Klinische Schlussfolgerungen
Entsprechend dieser Ergebnisse mit sehr hoher wissenschaftlicher Evidenz wurde eine starke „Soll“-Empfehlung für eine systematische subgingivale Instrumentierung der erkrankten Parodontien ausgesprochen. Bei korrekter Durchführung ist demnach mit etwa drei Viertel geschlossenen Zahnfleischtaschen zu rechnen. Da es zwischen Hand- und maschinell betriebenen Instrumenten keine klinisch relevanten Unterschiede gab, soll die subgingivale Instrumentierung entweder mit einer dieser Instrumentengruppen oder einer Kombination aus beiden durchgeführt werden. In der klinischen Praxis hat sich ein Hybridkonzept bewährt. Das bedeutet, dass die Bearbeitung zunächst mit Schall-/Ultraschallinstrumenten erfolgt.

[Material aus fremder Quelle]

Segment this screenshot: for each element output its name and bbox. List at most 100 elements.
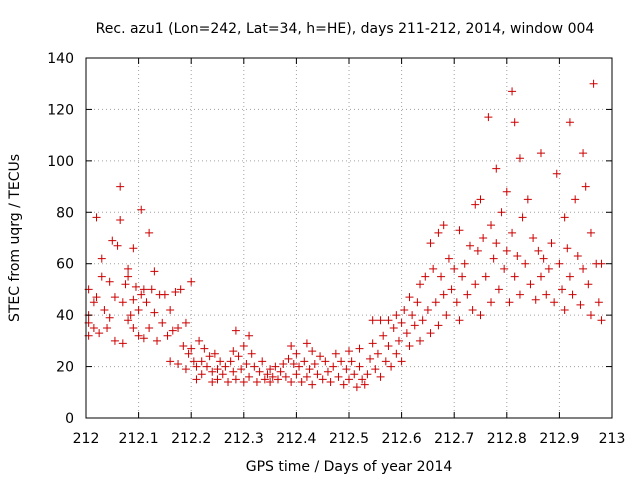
data-point (523, 195, 532, 204)
data-point (292, 370, 301, 379)
y-tick-label: 60 (56, 257, 74, 273)
data-point (166, 306, 175, 314)
data-point (534, 246, 543, 255)
x-tick-label: 212.9 (539, 431, 579, 447)
data-point (471, 280, 480, 289)
data-point (510, 272, 519, 281)
data-point (231, 326, 240, 335)
data-point (502, 246, 511, 255)
data-point (492, 239, 501, 248)
data-point (121, 280, 130, 289)
data-point (544, 264, 553, 273)
data-point (105, 277, 114, 286)
data-point (547, 239, 556, 248)
data-point (345, 375, 353, 384)
data-point (181, 365, 190, 374)
data-point (476, 311, 485, 320)
data-point (481, 272, 490, 281)
data-point (97, 254, 106, 263)
data-point (245, 331, 254, 340)
data-point (558, 285, 567, 294)
data-point (515, 154, 524, 163)
data-point (431, 298, 440, 307)
x-tick-label: 212.3 (224, 431, 264, 447)
data-point (437, 272, 446, 281)
data-point (479, 234, 488, 242)
data-point (302, 339, 311, 348)
x-tick-label: 212.6 (382, 431, 422, 447)
data-point (555, 259, 564, 268)
data-point (239, 342, 248, 350)
y-tick-labels: 0 20 40 60 80 100 120 140 (47, 51, 74, 427)
data-point (334, 372, 343, 381)
y-tick-label: 40 (56, 308, 74, 324)
data-point (373, 349, 382, 358)
data-point (255, 367, 264, 376)
data-point (252, 378, 261, 386)
data-point (263, 370, 272, 379)
data-point (355, 362, 364, 371)
data-point (318, 375, 327, 384)
data-point (597, 259, 606, 268)
y-tick-label: 20 (56, 360, 74, 376)
data-point (229, 347, 238, 356)
data-point (145, 228, 154, 237)
data-point (205, 352, 214, 361)
data-point (184, 349, 193, 358)
data-point (368, 339, 377, 348)
data-point (345, 347, 353, 356)
data-point (297, 378, 306, 386)
data-point (266, 378, 275, 386)
data-point (271, 362, 280, 371)
data-point (174, 324, 183, 332)
data-point (408, 311, 417, 320)
data-point (405, 293, 414, 302)
data-point (579, 264, 588, 273)
y-tick-label: 0 (65, 411, 74, 427)
data-point (137, 205, 146, 214)
data-point (195, 336, 204, 345)
data-point (487, 221, 496, 230)
data-point (118, 339, 127, 348)
data-point (281, 372, 290, 381)
data-point (158, 318, 167, 327)
data-point (397, 357, 406, 366)
data-point (142, 298, 151, 307)
data-point (118, 298, 127, 307)
data-point (450, 264, 459, 273)
data-point (392, 311, 401, 320)
data-point (316, 352, 325, 361)
data-point (536, 149, 545, 158)
data-point (221, 362, 230, 371)
data-point (250, 362, 259, 371)
data-point (571, 195, 580, 204)
data-point (536, 272, 545, 281)
data-point (126, 311, 135, 320)
data-point (410, 321, 419, 330)
data-point (103, 324, 112, 332)
data-point (287, 378, 296, 386)
data-point (279, 360, 288, 368)
data-point (92, 293, 101, 302)
y-tick-label: 100 (47, 154, 74, 170)
data-point (97, 272, 106, 281)
data-point (287, 342, 296, 350)
data-point (171, 288, 180, 296)
data-point (134, 331, 143, 340)
data-point (434, 321, 443, 330)
data-point (455, 316, 464, 325)
data-point (310, 360, 319, 368)
x-tick-label: 212.2 (171, 431, 211, 447)
data-point (502, 187, 511, 196)
x-tick-labels: 212 212.1 212.2 212.3 212.4 212.5 212.6 212.7 21… (73, 431, 626, 447)
data-point (179, 342, 188, 350)
data-point (110, 293, 119, 302)
data-point (581, 182, 590, 191)
data-point (208, 378, 217, 386)
data-point (308, 347, 317, 356)
data-point (166, 357, 175, 366)
data-point (439, 221, 448, 230)
data-point (355, 344, 364, 353)
data-point (360, 380, 369, 389)
data-point (508, 228, 517, 237)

Verbliebene Ablagerungen werden in einem zweiten Schritt gezielt mit Handinstrumenten entfernt. So ergänzen sich die Instrumente hinsichtlich ihrer Effektivität und kritische Areale, wie beispielsweise der Furkationsbereich mehrwurzeliger Zähne, können besser erreicht werden. Ein weiterer Punkt betrifft die notwendige Invasivität, die bei Verwendung von Schallinstrumenten geringer im Vergleich zu Handinstrumenten ist. So kann durch den gezielten Einsatz der Instrumente unnötiger Verlust an Zahnhartsubstanz reduziert und die Invasivität angepasst werden.
Die zeitliche Abfolge der subgingivalen Instrumentierung hat offenbar keinen wesentlichen Einfluss auf die Sondierungstiefenreduktion. Zu berücksichtigen ist aber der Gesundheitszustand der Patienten/-innen. Da die subgingivale Instrumentierung zu einer deutlichen systemischen Entzündungsreaktion insbesondere bei Durchführung von Full-Mouth Protokollen führt, sollte der Gesundheitszustand der Patienten/-innen bei der Wahl des entsprechenden Vorgehens eine angemessene Berücksichtigung finden. Im Zweifel ist in vielen Fällen dann das quadrantenweise Vorgehen mit Pausen zwischen den einzelnen Terminen die richtige Wahl.